— Что, вот прямо так сразу и сдаваться? — уточнил Аристарх. — Это же не интересно. А как же последний бой, великая битва? Бобер в синем углу ринга, осел в красном. Разве не за этим мы здесь собрались?
Ну да, вроде как за этим. Медея мысленно провела ревизию сил бобра в целом и себя, как основной боевой единицы, в частности. И пришла к выводу, что перед последним боем, вкупе с великой битвой неплохо бы поесть. И вздремнуть часика два минимум. Вот только кто ей даст?
— Хотя, если судить по драгоценной Медее, — продолжал Аристарх. — Вы сами толком не знаете, зачем. Дорогая, окажи любезность, представь своих спутников?
Вот кем-кем, а «дорогой» себя госпожа Цуцикова не ощущала. А хотелось. Последние лет двадцать Медея и Аристарх виделись раз пять в год максимум, по работе. И всякий раз ведьма прилагала множество усилий, чтобы выглядеть на миллион.
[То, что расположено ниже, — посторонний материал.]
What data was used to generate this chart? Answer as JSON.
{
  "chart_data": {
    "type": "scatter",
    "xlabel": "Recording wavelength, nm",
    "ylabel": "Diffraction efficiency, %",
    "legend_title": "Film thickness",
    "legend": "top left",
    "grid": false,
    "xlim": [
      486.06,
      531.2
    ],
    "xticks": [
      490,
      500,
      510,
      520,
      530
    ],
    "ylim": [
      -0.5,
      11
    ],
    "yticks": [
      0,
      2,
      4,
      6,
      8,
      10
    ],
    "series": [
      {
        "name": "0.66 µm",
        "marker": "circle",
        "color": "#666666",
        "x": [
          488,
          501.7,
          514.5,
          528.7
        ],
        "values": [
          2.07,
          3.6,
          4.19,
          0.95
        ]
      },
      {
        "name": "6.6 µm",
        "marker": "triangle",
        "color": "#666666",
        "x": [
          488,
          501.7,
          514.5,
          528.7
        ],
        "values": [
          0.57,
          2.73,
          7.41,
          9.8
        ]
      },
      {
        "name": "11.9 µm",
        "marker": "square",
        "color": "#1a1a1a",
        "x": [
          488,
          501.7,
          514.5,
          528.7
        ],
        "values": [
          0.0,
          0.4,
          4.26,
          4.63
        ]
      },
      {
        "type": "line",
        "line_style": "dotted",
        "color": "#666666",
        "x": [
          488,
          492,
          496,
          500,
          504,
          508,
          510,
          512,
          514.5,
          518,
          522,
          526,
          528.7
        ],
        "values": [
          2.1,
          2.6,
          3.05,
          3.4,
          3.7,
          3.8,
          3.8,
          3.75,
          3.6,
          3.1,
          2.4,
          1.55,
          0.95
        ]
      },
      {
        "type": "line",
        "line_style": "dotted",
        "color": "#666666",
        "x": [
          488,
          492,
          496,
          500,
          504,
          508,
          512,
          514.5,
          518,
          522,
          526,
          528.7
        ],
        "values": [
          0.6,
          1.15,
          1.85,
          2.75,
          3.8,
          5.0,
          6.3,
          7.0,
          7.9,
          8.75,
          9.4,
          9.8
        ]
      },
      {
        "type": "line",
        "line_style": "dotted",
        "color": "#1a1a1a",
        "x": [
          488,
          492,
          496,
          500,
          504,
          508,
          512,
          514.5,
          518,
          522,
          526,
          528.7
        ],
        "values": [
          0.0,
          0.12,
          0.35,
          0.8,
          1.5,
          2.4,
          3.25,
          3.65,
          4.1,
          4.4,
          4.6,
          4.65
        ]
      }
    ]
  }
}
Но то ли инфляция нынче мощная, то ли еще что, но результатом она не была довольна никогда. Возможно, дело тут в том, что прав сейчас козлина, она сама не знала, какого именно результата хотела достичь.
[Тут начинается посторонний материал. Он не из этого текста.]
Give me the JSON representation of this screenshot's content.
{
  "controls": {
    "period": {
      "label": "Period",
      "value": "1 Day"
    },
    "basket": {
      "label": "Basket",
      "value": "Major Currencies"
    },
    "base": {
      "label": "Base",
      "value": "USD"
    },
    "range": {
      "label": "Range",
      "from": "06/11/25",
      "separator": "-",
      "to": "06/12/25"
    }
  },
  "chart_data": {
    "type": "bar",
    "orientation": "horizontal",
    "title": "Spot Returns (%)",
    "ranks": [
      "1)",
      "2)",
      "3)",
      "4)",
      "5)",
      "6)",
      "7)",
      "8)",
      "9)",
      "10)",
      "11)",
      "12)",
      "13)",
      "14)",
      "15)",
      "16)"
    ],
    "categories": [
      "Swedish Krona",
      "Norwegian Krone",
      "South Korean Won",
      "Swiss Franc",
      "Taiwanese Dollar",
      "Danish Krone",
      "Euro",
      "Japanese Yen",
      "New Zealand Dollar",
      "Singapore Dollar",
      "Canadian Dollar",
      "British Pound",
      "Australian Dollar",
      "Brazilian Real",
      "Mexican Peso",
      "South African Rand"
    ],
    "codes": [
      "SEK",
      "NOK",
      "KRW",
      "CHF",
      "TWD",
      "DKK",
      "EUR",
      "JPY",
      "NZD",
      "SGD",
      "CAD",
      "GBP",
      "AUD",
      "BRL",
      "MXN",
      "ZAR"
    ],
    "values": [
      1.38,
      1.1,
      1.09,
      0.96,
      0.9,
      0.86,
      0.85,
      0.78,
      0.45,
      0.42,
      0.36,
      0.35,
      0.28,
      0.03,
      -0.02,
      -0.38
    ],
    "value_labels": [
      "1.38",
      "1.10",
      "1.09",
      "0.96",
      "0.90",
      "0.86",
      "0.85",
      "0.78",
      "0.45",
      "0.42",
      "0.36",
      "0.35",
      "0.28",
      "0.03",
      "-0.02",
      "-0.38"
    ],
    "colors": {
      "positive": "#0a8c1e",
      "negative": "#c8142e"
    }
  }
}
Но что интересно, сейчас-то Медея явно не при параде и это еще мягко сказано, но чувствует она себя куда уверенней. Возможно, дело тут в самом Аристархе, в кои-то веки вышедшем из образа кино-звезды прямиком от стилистов-визажистов, а представшем перед публикой самим собой: чуть потасканным мужиком за сорок.
— А ты, дорогой, всех своих жертв величаешь по имени отчеству? — поинтересовалась ведьма.
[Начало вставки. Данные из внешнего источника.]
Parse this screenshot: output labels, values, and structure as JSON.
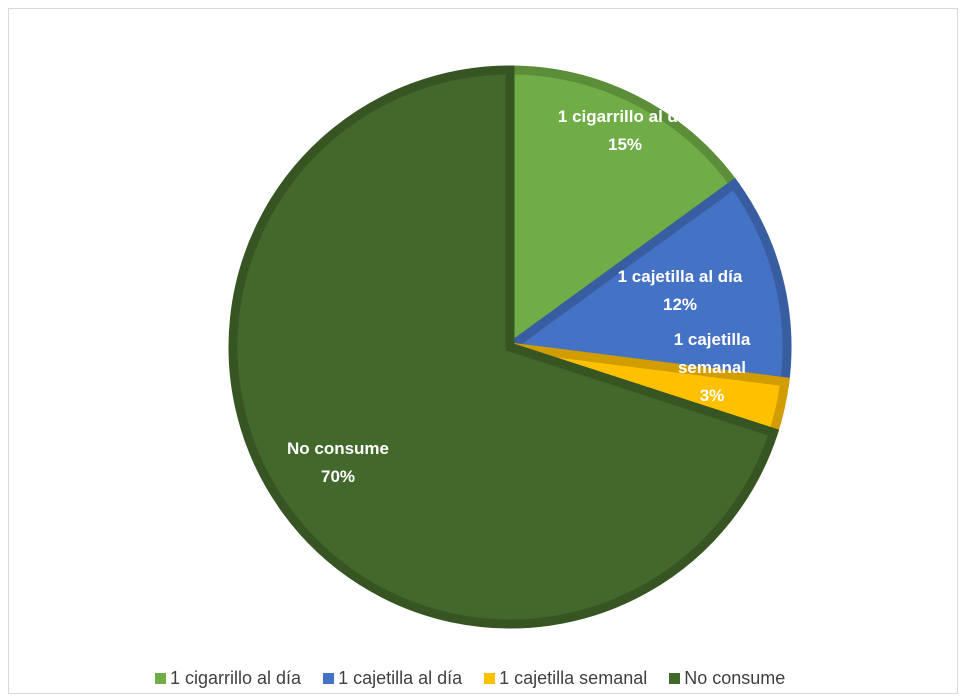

— Нет, — отозвался Аристарх. — Но должен же я знать, какие имена выбивать на надгробье. Кстати, я надеюсь, вы будете не против братской могилы? А то, что-то я не в форме для долгих раскопок.
— Если что, я прекрасно обойдусь без… представления, — влез Панфутий. — И ради меня сильно напрягаться не надо. Можно, в принципе, вообще не напрягаться.
— Ради меня тем более, — заорал Витек. И тут же добавил громким, свистящим шепотом:
— Псс… Медя… Медя…
— Я смотрю, Медея, — с ленцой протянул Аристарх. — Компанию ты подобрала себе под стать.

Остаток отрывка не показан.